From plants to minerals: depth-dependent controls on microbial carbon use efficiency across the global

Microbial carbon use efficiency (CUE) represents a key trait linking microbial metabolism to soil carbon (C) cycling. While subsoils store over 50% of total soil C and are supposed to be more vulnerable to global change than topsoils, the patterns and controls of CUE in subsoils remain unclear, limiting predictions of whole-profile soil C dynamics. Here, we estimated CUE in topsoils (n = 814) and subsoils (n = 379) worldwide using an enzyme-based stoichiometric model and identified dominant drivers in each layer. We found that subsoil CUE was significantly higher than topsoil CUE, indicating a greater allocation of assimilated C to microbial biomass relative to respiration in deeper soils.

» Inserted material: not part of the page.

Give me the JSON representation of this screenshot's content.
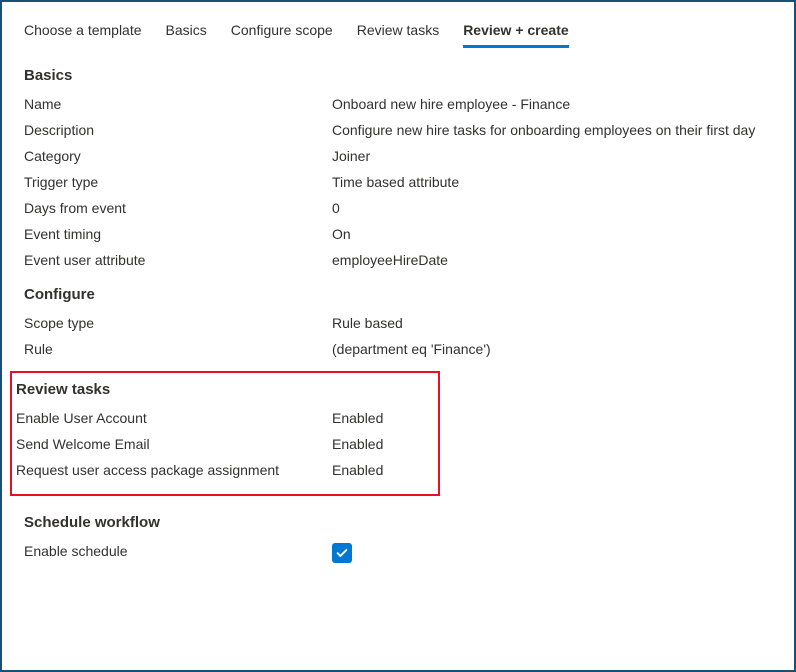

Topsoil CUE was primarily influenced by vegetation-derived C inputs, whereas subsoil CUE was strongly constrained by mineral protection and soil physicochemical conditions, which suggests subsoil CUE may be less sensitive to global change than previously assumed. Global prediction revealed a poleward increase in CUE across layers, highlighting high soil C retention potential at high latitudes. This geographical pattern also implies that high-latitude soil C is vulnerable and may experience accelerated loss under ongoing climate warming.